Una chimenea de 40 metros
La fascinación por el hielo también refleja en la literatura. Gabriel García Márquez cierra el primer capítulo de Cien años de soledad describiendo la reacción de José Arcadio Buendía cuando, tras pagar cinco reales, tocó por primera vez una barra de hielo: “Este es el gran invento de nuestro tiempo”, exclamó. Y no estaba equivocado.
A comienzos de siglo XX, cuando la electricidad aún no había llegado a los hogares, las barras de hielo alimentaban a todas las heladeras de la ciudad. En la época en la que la Buenos Aires estaba formada por quintas, la familia Casagrande inauguró, el 13 de diciembre de 1913, una de las primeras fabricas de hielo del país: “La Morocha”. El inventor de este negocio fue el norteamericano Frederic Tudor (El rey del hielo) que en el siglo XIX comenzó recolectando hielo de Fresh Pond, en Cambridge, Massachusetts para comercializarlo en regiones tropicales.
Su apertura no pasó desapercibida.
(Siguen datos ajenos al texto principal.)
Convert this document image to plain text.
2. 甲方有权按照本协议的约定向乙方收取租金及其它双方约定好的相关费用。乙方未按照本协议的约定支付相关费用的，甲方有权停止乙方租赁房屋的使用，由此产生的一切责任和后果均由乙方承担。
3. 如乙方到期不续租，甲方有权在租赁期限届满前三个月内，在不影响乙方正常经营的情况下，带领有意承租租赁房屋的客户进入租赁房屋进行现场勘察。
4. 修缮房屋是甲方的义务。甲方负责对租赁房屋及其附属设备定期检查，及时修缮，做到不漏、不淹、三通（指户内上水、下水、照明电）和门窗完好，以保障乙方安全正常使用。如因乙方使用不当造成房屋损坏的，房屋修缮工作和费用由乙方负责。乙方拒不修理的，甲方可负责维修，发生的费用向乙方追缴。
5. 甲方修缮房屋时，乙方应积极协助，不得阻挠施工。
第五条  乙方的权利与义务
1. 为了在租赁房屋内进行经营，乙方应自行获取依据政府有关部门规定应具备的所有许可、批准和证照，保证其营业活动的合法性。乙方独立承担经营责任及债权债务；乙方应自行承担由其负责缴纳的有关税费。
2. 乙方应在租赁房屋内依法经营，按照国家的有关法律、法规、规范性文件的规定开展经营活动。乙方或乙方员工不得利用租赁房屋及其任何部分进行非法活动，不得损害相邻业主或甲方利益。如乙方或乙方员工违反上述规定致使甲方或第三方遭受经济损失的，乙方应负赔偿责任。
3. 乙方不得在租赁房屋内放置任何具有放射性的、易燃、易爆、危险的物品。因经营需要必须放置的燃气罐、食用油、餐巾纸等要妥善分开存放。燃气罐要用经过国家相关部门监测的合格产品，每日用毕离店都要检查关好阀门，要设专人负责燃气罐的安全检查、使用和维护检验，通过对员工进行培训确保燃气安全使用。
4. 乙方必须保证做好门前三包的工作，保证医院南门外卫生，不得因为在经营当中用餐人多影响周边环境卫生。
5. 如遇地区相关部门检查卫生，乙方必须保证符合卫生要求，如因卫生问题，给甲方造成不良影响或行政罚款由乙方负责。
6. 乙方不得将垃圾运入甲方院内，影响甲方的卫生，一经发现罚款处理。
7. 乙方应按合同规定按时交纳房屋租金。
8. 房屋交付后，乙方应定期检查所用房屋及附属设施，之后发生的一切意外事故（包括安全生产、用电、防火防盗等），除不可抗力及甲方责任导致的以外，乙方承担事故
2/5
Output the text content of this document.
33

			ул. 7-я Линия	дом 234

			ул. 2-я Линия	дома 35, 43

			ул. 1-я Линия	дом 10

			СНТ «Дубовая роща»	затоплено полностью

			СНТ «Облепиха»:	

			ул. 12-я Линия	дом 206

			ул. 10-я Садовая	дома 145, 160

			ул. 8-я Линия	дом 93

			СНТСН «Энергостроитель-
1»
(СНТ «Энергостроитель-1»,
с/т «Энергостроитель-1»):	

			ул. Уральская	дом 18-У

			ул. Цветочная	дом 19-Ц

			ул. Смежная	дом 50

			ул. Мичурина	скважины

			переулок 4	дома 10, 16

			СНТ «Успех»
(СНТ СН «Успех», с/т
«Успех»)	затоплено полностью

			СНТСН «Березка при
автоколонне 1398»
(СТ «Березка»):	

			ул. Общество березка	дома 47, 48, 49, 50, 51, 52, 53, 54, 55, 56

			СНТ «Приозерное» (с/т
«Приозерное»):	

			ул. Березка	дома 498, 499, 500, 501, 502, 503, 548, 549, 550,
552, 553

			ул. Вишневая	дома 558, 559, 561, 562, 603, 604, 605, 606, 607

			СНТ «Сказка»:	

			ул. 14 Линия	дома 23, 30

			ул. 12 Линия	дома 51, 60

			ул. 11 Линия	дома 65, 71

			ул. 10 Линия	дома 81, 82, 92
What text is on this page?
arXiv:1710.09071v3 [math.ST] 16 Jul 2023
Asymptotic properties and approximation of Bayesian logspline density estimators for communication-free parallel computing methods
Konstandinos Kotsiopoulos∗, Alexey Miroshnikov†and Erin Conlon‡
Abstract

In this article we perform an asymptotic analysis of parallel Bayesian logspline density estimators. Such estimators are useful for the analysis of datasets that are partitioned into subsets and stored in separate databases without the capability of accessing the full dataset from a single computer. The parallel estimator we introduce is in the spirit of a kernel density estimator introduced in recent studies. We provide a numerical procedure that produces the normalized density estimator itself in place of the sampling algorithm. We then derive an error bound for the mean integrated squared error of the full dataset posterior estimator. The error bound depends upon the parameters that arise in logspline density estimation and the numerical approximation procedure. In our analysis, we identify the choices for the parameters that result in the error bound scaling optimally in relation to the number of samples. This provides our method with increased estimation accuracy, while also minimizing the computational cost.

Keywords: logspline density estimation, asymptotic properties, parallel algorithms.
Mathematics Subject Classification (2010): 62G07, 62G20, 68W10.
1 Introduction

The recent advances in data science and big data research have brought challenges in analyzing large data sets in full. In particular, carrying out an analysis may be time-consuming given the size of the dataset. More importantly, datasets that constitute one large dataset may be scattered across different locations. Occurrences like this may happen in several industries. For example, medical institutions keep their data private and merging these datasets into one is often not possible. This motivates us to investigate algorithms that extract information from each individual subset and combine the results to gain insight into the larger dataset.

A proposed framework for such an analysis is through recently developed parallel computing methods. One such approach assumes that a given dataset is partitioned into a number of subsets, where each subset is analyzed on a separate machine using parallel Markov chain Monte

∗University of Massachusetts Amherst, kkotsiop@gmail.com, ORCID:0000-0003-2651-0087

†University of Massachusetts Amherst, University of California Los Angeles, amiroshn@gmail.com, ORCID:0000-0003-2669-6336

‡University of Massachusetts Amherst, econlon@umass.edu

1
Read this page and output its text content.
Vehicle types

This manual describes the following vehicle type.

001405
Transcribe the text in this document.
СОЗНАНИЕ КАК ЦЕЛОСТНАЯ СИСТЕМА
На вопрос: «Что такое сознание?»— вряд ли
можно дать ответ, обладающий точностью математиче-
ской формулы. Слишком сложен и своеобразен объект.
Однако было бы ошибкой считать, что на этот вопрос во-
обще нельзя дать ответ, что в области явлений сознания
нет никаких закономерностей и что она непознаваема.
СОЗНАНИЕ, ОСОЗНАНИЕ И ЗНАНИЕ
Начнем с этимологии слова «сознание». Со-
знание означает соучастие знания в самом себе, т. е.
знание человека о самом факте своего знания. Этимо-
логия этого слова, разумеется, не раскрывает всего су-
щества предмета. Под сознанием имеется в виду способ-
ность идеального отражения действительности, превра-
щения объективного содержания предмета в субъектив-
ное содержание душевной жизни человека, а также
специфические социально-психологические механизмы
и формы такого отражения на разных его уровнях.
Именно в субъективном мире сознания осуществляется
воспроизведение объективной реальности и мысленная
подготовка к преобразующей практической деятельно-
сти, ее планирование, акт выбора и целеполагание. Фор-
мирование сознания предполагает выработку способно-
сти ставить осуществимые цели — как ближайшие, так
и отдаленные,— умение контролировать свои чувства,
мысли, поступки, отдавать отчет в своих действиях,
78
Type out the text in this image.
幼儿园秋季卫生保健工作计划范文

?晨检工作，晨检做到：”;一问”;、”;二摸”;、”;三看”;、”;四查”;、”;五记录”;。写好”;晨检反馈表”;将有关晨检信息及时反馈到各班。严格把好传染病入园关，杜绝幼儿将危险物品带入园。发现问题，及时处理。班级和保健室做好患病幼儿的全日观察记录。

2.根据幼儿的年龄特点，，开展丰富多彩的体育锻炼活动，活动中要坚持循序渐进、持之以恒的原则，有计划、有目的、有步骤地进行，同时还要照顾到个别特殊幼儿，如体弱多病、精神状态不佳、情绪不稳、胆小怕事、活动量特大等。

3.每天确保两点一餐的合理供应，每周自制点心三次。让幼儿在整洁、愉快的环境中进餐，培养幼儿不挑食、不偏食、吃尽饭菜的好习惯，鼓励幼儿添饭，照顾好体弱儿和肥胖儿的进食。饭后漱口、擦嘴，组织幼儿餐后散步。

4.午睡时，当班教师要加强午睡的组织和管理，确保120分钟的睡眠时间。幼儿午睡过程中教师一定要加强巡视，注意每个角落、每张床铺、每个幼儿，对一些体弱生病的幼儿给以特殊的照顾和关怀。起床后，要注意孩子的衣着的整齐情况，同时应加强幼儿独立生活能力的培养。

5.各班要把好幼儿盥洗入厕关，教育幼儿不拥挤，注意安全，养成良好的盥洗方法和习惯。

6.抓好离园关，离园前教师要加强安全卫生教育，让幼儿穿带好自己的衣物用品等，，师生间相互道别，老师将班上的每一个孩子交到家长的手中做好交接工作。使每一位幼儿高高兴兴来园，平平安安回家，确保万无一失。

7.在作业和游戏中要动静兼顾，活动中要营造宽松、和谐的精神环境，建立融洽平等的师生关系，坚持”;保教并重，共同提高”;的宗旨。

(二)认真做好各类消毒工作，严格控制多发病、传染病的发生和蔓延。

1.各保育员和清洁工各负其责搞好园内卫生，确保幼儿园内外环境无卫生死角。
Desde lejos, todos podían ver la enorme chimenea de ladrillos de unos 40 metros de altura (el equivalente aproximado a un edificio de 10 pisos) que se erigía en el terreno y que los dueños habían traído especialmente desde Inglaterra.
Los primeros clientes llegaban a la intersección de la actual calle Mercedes y avenida Avellaneda en carros tirados por caballos para poder llevar las pesadas barras de hielo a sus hogares y colocarlas en heladeras de roble. Luego aparecerían “los hieleros”, una especie de delivery o Glovo de la época, que acercaban las barras a los domicilios de los vecinos para su mayor comodidad.
Más tarde, los Casagrande también incursionaron en la fabricación de manteca para su exportación a Europa. Pero con el transcurso del tiempo y la llegada de la electricidad, el negocio fue perdiendo su esplendor.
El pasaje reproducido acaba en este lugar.